Productivity increases in an industry lower the cost of production for that industry, meaning that society can spend less on that industry's products. That's why I spend a smaller percentage of my income on food than did my grandfather, and why fewer people are working on farms today than were in 1850. As we've gotten to be better at producing food we have saturated demand. The US produces more food than it knows how to consume. You can just as easily blame farm worker displacement on the 'low' demand for food as on high farm worker productivity.



Interestingly, increases in farm worker productivity have lowered the costs of non-farm products as well, because all that displaced farm labor was freed up to be used to produce more valuable items like cars and houses.
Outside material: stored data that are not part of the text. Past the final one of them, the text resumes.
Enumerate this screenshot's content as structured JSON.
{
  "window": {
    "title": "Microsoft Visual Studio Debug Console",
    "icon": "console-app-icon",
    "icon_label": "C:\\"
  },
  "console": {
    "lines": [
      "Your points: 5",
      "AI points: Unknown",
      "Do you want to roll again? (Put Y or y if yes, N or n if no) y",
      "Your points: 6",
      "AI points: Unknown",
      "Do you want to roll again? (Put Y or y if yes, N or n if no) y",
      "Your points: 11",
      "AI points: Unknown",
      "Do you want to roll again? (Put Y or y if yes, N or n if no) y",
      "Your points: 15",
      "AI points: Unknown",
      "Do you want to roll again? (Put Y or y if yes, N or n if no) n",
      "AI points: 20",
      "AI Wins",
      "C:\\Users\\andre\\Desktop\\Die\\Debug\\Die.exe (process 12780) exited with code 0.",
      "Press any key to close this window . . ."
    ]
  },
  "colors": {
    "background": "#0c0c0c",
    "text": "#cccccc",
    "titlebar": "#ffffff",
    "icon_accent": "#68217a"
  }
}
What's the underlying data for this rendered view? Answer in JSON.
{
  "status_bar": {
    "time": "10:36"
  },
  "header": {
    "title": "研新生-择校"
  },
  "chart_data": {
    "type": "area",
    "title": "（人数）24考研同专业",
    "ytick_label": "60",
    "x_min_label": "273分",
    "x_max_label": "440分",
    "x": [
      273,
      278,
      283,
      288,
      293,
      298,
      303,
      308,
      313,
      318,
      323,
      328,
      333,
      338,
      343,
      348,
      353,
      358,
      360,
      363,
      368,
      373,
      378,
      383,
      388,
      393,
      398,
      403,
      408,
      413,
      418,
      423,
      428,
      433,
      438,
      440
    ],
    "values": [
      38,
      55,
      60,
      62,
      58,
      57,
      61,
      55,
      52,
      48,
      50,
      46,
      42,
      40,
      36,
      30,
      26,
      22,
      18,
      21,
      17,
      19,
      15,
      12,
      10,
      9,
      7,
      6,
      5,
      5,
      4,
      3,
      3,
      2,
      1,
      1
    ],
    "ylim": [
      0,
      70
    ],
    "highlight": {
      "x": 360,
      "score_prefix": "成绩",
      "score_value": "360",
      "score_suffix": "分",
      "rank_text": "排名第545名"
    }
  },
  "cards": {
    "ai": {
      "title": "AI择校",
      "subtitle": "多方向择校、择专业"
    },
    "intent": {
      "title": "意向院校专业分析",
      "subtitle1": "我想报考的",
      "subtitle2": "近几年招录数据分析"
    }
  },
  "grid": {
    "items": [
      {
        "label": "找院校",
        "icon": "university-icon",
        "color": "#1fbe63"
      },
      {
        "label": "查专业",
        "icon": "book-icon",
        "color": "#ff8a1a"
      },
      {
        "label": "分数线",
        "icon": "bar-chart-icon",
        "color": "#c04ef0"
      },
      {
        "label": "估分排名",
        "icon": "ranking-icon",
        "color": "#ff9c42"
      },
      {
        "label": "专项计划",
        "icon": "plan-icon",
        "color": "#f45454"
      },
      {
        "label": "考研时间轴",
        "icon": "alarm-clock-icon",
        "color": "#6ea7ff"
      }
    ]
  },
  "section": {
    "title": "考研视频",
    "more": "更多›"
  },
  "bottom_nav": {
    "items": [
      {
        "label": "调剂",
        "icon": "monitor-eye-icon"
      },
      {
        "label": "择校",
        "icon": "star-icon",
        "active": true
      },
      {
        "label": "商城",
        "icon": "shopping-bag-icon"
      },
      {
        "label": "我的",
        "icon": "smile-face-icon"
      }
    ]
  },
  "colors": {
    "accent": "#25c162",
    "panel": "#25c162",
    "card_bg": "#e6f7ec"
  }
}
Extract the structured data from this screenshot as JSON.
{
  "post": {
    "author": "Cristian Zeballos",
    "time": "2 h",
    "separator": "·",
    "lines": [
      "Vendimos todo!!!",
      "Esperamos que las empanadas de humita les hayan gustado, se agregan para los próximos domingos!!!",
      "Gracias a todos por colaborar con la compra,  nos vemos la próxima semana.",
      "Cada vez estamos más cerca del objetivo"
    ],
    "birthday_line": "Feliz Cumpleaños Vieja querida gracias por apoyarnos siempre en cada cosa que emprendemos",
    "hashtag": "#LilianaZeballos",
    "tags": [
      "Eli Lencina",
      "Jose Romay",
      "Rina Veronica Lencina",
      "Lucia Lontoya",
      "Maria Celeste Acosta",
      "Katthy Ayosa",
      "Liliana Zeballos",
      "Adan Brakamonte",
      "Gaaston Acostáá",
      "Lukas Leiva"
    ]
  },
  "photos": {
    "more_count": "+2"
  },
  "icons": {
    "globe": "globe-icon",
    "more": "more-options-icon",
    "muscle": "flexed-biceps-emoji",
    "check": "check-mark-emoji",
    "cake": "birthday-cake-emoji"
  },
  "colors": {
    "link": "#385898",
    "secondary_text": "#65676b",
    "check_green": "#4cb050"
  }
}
And now we're choking on too much supply of those items as well (due to increasing productivity), and workers are again being displaced.

As Arnold Kling puts it:

"...before you tell me that we are outsourcing to China, you should remember that (a) our manufacturing output has been increasing, even though the number of people working in that sector is declining; and (b) employment in China's manufacturing sector has been shrinking, also."

So what is the future of labor, skilled and unskilled? Continual displacement from one industry to another, and a falling cost of necessities and luxuries. These are near certainties. But what else? Will the unskilled be left behind? The unskilled will always earn less and be less productive than the skilled, but I don't see any evidence that they are simply being left without work. I do see that average, middle class people are spending more of their income on paying someone else to care for their lawns, to service their cars, and to clean and repair their homes.

One day cars will be rolling off of 'lights off' manufacturing lines, with only a handful of humans monitoring entire factories. I don't believe that we'll have high unemployment, or (more to the point) a human welfare crisis when that day arrives.